Run a battery of attack scenarios against any agent before it ships. Attack categories include prompt injection, tool abuse, hallucination induction, context poisoning, infinite loop triggering, jailbreak attempts, data exfiltration probing, and role confusion.

Graph Replay

Every agent run is recorded as a directed graph of execution nodes. Each node captures type, input, output, timestamp, latency, token count, and cost. Scrub through chronologically to find the exact moment of failure.

Fork & Replay

From any node in any recorded run, fork a new run that starts from that exact state. Change input, prompt, or tool response — rerun from that node forward without re-executing everything before it.

Architecture02

Zero Cost Until Revenue

Stack

Frontend: Next.js + CF Pages

API Layer: Hono.js on CF Workers

Execution: CF Workers (separate)

Database: Cloudflare D1

Trace Storage: Cloudflare R2

Cache/State: Cloudflare KV

Auth: Clerk Pro

LLM Judge: Cloudflare AI

Data Flow

bash

Engineer installs SDK → decorates agent with @watchllm.test() SDK calls POST /api/agents/register → Worker creates agent row in D1 Engineer runs watchllm simulate → POST /api/simulations API Worker creates simulation row → enqueues to CF Queue (sim job) Orchestrator Worker picks up sim job → fans out N chaos jobs (one per category) Chaos Worker picks up chaos job → runs single attack loop: 1. Generate adversarial input (CF AI or template) 2. Call engineer's agent endpoint 3. Rule-based filter on response 4. LLM judge evaluates (CF AI) 5. Write trace node to R2 (gzip JSON) 6. Write run metadata to D1 Orchestrator aggregates results when all chaos jobs complete Dashboard polls simulation status → fetches report from R2 Dashboard streams graph replay from R2 trace

Positioning03

What It Is Not

Not a general observability platform (no metrics dashboards, no uptime monitoring)

Not a prompt management tool

Not a model evaluation/evals platform (though it uses LLM-as-judge internally)

Not a LangChain/CrewAI wrapper

Target User04

AI engineers shipping agents to production

They use LangChain, CrewAI, AutoGen, or raw OpenAI SDK. They have a working agent in dev that breaks in prod in ways they can't reproduce.
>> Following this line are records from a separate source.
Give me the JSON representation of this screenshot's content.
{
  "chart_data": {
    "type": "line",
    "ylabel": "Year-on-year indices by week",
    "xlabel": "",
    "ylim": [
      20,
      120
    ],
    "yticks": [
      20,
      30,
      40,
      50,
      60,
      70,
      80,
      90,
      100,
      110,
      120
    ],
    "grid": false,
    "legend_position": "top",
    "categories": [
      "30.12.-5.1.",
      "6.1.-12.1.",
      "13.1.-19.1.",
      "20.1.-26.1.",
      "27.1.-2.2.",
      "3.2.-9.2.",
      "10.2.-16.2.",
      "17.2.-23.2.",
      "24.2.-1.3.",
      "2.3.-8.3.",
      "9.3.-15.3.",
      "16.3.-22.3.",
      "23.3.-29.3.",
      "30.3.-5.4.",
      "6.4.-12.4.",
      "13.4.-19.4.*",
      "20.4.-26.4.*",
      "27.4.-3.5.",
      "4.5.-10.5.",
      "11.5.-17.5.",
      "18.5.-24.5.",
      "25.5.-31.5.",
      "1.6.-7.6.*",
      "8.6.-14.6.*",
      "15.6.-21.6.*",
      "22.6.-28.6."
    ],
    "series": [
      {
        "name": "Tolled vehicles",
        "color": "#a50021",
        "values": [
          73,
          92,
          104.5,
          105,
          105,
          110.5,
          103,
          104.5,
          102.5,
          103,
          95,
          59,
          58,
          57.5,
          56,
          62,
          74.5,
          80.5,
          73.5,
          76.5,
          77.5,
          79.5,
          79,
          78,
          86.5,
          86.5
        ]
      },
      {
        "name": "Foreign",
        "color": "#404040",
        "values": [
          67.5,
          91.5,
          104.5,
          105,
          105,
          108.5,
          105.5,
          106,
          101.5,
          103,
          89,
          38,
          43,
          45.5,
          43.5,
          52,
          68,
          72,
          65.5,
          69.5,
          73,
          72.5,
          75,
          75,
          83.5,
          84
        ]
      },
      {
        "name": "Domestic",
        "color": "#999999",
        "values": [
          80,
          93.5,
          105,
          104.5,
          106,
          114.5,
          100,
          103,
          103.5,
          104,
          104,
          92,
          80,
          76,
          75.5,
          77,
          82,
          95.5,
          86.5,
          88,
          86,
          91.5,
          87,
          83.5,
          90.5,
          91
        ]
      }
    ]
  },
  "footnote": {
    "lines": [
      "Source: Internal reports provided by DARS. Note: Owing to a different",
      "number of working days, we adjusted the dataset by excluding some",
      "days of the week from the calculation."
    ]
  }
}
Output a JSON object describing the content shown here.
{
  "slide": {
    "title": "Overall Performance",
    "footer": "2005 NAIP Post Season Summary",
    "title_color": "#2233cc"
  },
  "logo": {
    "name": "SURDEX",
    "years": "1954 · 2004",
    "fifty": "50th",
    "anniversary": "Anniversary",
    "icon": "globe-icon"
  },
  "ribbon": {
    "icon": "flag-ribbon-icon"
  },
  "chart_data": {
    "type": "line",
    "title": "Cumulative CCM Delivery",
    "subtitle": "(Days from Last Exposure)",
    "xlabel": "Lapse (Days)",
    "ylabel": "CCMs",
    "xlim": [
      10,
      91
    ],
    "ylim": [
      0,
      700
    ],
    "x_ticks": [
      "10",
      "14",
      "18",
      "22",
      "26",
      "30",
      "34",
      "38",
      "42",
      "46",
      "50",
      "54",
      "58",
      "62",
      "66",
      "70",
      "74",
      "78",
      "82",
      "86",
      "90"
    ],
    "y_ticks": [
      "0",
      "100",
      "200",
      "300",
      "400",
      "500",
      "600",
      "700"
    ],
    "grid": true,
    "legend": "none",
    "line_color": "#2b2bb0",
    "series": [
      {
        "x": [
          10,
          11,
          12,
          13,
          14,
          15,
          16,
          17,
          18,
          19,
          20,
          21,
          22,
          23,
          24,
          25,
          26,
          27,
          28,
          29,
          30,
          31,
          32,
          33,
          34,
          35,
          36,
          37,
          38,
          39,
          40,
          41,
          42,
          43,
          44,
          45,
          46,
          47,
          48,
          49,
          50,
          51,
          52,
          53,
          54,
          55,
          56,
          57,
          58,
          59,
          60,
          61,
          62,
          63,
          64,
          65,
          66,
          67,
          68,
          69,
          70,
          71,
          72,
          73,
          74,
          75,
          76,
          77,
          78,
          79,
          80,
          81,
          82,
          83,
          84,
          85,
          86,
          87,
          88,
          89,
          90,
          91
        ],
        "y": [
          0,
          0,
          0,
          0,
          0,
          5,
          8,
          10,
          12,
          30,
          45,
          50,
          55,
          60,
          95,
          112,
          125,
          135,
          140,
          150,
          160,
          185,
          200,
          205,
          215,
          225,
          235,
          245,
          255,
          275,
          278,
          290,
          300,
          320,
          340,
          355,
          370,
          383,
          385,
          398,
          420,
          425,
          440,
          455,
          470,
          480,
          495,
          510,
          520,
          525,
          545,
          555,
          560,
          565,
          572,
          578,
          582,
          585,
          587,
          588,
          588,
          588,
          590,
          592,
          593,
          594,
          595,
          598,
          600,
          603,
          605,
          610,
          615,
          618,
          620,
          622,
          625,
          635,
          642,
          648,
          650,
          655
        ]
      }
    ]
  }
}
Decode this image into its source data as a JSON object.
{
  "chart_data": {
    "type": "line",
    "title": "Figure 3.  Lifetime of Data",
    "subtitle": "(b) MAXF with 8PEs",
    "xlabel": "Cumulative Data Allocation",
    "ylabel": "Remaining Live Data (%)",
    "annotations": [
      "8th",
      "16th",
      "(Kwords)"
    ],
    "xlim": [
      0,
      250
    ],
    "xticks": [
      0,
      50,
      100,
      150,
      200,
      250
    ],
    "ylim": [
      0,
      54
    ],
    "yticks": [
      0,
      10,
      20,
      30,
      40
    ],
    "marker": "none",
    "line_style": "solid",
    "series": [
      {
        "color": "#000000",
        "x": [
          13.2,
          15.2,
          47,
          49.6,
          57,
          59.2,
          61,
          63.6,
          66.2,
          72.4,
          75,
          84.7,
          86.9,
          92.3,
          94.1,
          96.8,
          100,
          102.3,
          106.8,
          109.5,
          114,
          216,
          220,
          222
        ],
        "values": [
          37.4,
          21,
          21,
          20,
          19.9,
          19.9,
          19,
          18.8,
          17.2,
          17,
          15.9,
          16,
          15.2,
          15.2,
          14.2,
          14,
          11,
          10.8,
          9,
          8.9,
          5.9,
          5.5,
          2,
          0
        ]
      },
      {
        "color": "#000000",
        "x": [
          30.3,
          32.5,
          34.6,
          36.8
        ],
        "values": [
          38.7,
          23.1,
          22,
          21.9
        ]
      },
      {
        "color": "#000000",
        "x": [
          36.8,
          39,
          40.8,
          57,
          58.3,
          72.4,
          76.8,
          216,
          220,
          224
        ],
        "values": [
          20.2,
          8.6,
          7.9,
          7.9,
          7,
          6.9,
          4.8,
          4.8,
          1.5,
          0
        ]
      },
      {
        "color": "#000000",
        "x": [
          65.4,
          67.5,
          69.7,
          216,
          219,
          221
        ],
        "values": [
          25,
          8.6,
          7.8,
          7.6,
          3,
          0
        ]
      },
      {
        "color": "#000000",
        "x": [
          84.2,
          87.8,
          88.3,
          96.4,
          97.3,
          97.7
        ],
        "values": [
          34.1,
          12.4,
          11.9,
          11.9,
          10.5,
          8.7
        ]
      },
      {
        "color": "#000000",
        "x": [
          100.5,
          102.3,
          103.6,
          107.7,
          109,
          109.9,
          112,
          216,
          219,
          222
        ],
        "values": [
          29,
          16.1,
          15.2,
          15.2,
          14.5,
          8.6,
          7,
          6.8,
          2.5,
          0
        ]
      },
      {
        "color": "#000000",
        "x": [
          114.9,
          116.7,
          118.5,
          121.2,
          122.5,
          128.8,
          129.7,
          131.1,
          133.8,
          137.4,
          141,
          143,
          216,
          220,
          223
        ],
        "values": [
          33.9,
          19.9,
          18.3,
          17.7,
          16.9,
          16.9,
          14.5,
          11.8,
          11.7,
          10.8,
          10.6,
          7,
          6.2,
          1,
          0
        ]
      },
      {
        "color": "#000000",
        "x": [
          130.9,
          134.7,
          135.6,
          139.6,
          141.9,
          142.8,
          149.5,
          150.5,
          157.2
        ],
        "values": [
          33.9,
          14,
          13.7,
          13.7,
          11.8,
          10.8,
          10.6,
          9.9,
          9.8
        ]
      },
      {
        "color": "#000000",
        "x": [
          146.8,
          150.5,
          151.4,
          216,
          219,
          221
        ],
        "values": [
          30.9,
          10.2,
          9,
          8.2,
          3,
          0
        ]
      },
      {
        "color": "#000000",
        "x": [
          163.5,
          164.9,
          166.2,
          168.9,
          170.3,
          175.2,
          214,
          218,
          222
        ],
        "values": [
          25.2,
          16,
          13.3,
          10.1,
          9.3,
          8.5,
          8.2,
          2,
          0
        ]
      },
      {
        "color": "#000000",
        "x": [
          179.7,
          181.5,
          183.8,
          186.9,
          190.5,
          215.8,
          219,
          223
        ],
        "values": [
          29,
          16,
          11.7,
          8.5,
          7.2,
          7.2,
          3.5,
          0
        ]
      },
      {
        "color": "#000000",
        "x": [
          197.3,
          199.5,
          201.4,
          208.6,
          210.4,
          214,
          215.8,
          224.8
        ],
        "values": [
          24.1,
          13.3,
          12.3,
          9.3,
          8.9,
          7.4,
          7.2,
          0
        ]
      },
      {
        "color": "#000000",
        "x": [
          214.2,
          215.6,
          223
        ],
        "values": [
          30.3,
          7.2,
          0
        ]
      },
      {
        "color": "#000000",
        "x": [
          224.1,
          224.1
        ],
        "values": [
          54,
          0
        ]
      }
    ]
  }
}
They are willing to pay to not be woken up at 3am by a rogue agent deleting a database.

Category: Agent reliability platform
Tagline: Agent reliability, from first run to production.

Competitive Moat

No single tool has all four: stress testing + graph replay + fork & replay + run versioning. Balagan Agent has chaos injection only. agent-replay has CLI replay only. LangSmith/Langfuse have post-mortem logs only. WatchLLM is the only unified platform.